Les voitures de collection, un des meilleurs placements depuis la crise de 2008

1,025 milliard €
Le marché de la voiture de collection est estimé pour 2017 à 1,025
milliard €.

Parmi les différents produits de luxe (vins, bijoux, montres), les voitures de collection affichent de belles performances

AXA Art, le leader mondial de l'assurance d'art, a publié une intéressante étude sur les voitures de collection.
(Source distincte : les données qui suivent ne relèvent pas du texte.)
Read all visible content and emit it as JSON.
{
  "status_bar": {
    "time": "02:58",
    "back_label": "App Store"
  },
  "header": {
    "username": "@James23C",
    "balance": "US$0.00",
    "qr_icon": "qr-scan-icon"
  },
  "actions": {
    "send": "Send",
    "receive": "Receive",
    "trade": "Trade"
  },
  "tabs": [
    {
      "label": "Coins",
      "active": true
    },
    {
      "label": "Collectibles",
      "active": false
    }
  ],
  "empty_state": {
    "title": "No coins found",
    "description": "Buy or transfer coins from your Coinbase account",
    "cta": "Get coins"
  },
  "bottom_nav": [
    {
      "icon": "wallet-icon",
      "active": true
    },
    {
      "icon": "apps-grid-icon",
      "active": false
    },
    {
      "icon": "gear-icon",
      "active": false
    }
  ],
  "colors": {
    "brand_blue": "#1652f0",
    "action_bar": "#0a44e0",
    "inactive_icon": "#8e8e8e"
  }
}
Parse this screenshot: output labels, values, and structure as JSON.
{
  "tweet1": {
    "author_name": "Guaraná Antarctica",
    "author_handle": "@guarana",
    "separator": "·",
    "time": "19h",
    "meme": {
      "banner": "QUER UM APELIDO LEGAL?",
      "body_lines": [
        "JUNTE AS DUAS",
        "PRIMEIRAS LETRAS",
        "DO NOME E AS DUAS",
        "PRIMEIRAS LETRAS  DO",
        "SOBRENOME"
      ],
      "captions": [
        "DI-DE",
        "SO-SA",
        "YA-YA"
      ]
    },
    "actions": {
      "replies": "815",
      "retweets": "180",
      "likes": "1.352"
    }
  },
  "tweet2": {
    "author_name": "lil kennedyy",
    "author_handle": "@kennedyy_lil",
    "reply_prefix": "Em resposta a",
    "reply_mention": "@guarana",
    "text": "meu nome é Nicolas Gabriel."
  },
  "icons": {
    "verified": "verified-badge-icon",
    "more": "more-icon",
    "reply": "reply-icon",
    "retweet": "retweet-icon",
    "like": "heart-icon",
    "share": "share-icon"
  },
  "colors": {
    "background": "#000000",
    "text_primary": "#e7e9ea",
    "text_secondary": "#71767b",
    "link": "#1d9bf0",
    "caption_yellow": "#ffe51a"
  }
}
La collecte des résultats de 110.000 ventes aux enchères à travers le monde entre 2006 et 2017 permet de donner une image relativement précise de ce marché particulier.
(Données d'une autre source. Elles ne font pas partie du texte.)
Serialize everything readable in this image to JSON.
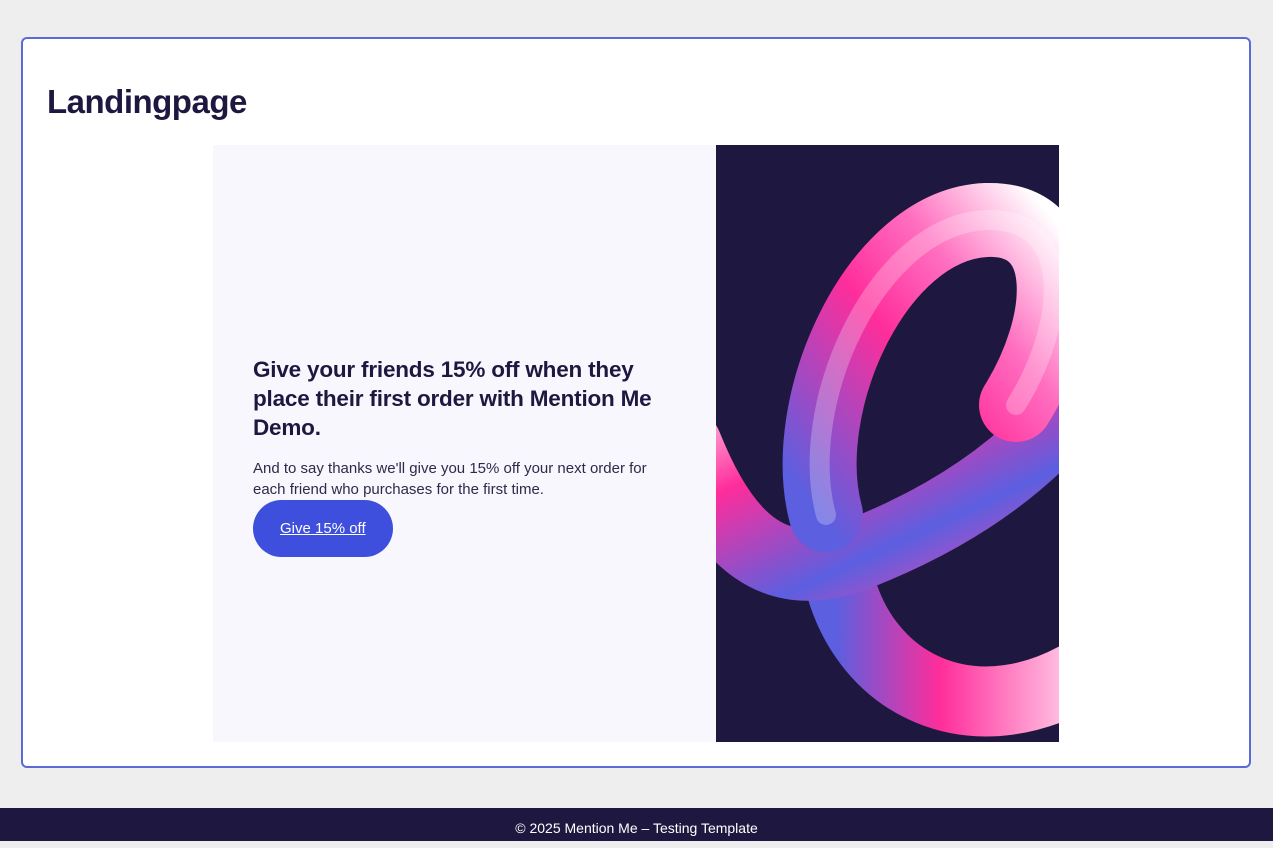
{
  "page": {
    "title": "Landingpage"
  },
  "banner": {
    "headline": "Give your friends 15% off when they place their first order with Mention Me Demo.",
    "body": "And to say thanks we'll give you 15% off your next order for each friend who purchases for the first time.",
    "cta_label": "Give 15% off",
    "art_icon": "ribbon-loop-illustration"
  },
  "footer": {
    "text": "© 2025 Mention Me – Testing Template"
  },
  "colors": {
    "navy": "#1e1840",
    "accent_blue": "#3d4fdc",
    "frame_border": "#5b6ad9",
    "panel_bg": "#f7f7fd",
    "pink": "#ff2d9b"
  }
}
En 2016, le marché mondial des ventes aux enchères de voitures de collection pesait 1,191 milliard d’euros, en 2017 il est estimé à 1,025 milliard d’euros, soit un recul de 14%, et 2018 devrait s’afficher à 1,103 milliard d’euros, soit une légère croissance. Les enchères sont très concentrées : les automobiles de plus de 1 million d’euros représentent 2% des ventes en nombre mais 40% en termes de chiffre d’affaires.

Historiquement on note une forte progression des prix, un quadruplement entre 2006 et 2015, puis un décrochage depuis. 2015 marque un record, un emballement aussi sans doute, depuis les prix reculent, mais le nombre de voitures proposées continuent d’augmenter, ce qui soutient le chiffre d’affaires global.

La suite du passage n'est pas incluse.